Section Date: November 3rd, 2010
The Federal Reserve is going to Pump $600 Billion Dollars into the U.S. Economy
The FED has pulled the trigger and is going full stream ahead with quantitative easing 2. According to the FOMC, the U.S. economy is still recovering slowly, the housing market is still weak and unemployment is still high; not to mention that inflation continues to be on the low side.

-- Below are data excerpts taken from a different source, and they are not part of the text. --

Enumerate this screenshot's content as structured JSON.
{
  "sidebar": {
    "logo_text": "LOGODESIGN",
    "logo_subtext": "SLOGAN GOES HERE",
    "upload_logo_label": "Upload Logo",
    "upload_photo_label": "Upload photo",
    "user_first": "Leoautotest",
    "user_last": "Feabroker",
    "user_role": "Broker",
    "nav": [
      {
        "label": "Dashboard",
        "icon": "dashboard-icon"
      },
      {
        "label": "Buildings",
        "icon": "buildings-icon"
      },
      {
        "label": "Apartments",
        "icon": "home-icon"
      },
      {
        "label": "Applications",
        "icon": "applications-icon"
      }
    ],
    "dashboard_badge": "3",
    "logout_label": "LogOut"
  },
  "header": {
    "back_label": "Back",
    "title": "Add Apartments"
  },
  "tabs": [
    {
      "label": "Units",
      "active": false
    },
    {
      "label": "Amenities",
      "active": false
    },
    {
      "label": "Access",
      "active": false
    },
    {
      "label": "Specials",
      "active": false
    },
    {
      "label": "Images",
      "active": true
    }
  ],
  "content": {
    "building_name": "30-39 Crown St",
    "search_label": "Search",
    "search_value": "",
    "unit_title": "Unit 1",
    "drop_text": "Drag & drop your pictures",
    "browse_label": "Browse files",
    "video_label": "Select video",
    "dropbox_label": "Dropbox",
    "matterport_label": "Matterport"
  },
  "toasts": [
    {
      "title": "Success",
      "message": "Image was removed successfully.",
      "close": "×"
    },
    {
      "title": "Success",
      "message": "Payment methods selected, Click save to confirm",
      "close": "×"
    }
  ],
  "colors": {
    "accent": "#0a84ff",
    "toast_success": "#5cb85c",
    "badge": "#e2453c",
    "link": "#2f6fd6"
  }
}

So in response to their findings, the Federal Reserve, in an effort to promote a strong recovery, is going to start pumping $75 billion dollars every month into the U.S. economy until it hits $600 billion dollars.
“To promote a stronger pace of economic recovery and to help ensure that inflation, over time, is at levels consistent with its mandate, the Committee decided today to expand its holdings of securities.
The Committee will maintain its existing policy of reinvesting principal payments from its securities holdings. In addition, the Committee intends to purchase a further $600 billion of longer-term Treasury securities by the end of the second quarter of 2011, a pace of about $75 billion per month.
The Committee will regularly review the pace of its securities purchases and the overall size of the asset-purchase program in light of incoming information and will adjust the program as needed to best foster maximum employment and price stability.”